Meet three newly developed Ontario pear varieties. For the next few years they will be sold in small quantities at farmers’ markets so do look for them there. Once production increases, widespread grocery store distribution will be possible but that won’t be until 2014 or so. It sounds like a long time but not nearly as long as it took for them to be chosen as viable commercial crops.
Through natural breeding techniques, these three new pear varieties were developed to be not only resistant to fire blight and other diseases but also winter hardy so that they can flourish in the harsh Canadian climate. According to Ken Slingerland, a pear specialist who works to develop new pear varieties, it took more than 10,000 attempts over 30 years to come up with these 3 commercially viable pears.
At a media event held last week in Toronto, Ken told me that over the next two years 50,000 new trees will be planted by Ontario pear farmers so that we can eat locally grown pears well into December.

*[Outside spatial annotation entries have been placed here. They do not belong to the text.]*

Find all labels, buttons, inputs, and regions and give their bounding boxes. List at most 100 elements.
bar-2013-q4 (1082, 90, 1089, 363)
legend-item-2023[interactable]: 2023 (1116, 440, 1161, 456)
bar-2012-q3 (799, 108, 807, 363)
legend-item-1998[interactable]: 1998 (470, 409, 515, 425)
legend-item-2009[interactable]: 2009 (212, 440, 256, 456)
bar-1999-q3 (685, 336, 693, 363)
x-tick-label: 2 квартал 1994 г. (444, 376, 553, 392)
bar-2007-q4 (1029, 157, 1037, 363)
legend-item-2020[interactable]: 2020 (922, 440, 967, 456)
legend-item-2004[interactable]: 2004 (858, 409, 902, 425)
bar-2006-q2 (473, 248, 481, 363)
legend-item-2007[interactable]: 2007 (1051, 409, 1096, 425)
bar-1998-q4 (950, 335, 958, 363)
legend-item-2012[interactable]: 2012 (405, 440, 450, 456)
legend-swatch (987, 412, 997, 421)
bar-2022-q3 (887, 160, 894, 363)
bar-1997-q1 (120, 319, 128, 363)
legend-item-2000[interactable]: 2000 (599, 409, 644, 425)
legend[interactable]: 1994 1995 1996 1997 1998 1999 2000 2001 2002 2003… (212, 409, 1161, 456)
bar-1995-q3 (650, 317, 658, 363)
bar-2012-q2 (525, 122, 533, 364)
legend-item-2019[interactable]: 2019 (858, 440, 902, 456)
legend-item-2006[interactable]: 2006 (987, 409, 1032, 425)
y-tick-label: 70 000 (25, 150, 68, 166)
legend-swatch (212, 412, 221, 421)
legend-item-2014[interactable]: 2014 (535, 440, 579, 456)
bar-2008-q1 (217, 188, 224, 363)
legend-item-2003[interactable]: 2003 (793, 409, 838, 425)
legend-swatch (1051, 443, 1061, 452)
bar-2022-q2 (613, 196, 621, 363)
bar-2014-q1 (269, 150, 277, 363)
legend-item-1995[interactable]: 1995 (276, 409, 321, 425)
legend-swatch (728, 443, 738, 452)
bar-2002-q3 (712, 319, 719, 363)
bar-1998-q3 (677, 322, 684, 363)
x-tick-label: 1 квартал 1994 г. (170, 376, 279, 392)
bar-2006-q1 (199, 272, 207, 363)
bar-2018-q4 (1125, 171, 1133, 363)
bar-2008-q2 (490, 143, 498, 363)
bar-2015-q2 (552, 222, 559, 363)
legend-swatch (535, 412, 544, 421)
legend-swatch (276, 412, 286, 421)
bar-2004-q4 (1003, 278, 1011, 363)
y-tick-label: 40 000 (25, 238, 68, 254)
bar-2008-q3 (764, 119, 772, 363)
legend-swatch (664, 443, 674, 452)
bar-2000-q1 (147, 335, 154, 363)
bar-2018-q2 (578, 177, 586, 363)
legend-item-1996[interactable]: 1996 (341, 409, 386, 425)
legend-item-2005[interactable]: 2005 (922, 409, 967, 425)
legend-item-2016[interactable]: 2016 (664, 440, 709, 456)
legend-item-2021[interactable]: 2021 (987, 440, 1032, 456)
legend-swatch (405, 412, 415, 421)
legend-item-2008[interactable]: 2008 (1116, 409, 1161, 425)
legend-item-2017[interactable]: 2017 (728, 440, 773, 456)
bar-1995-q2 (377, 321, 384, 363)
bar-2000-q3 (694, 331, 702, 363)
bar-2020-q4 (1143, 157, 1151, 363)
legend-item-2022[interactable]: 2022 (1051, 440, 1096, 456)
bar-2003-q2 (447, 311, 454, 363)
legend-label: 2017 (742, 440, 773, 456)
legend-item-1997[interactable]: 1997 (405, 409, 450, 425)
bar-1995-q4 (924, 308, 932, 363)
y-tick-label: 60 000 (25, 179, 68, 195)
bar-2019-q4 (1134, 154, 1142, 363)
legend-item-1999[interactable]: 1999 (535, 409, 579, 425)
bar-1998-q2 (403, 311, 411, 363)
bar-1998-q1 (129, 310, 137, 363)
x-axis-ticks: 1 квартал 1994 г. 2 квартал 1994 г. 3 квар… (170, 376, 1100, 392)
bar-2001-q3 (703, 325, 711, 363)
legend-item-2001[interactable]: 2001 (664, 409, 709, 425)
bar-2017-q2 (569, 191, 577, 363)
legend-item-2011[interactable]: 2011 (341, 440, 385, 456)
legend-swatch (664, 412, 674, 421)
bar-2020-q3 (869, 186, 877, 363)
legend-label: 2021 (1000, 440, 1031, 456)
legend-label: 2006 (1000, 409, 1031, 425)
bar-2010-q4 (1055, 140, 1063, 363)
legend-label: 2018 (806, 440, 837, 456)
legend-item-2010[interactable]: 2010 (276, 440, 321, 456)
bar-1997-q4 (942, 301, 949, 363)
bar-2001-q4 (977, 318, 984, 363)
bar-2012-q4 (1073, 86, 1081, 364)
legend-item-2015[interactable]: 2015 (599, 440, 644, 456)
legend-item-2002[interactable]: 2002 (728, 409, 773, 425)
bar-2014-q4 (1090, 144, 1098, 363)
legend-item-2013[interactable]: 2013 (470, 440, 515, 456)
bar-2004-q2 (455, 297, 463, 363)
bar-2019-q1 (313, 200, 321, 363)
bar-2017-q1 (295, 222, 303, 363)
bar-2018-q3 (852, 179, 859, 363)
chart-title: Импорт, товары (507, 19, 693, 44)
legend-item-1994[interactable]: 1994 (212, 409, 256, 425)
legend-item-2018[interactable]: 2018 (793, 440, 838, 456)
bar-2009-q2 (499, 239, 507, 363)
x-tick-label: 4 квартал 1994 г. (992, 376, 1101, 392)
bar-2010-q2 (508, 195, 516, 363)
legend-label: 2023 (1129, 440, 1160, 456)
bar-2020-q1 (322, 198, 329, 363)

I took home one of each of these new varieties so that I can have a taste of the future. So far I’ve tried the Harrow Crisp (the little one in the centre of the picture above) and it is very sweet and delicious. The other two new varieties are Harovin Sundown (left) and the not yet marketer named HW620 (at right). I’m still waiting for these two pears to ripen but if my Harrow Crisp experience is any indicator, I think they will be delicious, too!
How can you get your hands on these new pears? You can haunt farmers’ markets in the Niagara region or, next spring, look for tree stock at garden centres and plant a couple of these trees in your backyard (note: when planting pears you always need at least two trees so that they can cross pollinate). If that sounds like too much effort, then look for Ontario Bartletts, Anjou and Bosc pears in the grocery store. They are still a fabulous local choice and this year, instead of sending much of the fresh crop to be canned, growers have made a deal with grocery stores to deliver these fresh, local pears throughout November.
What’s your favourite way to enjoy pears? I love them eaten out of hand or baked in a pear upside down gingerbread cake. Yum!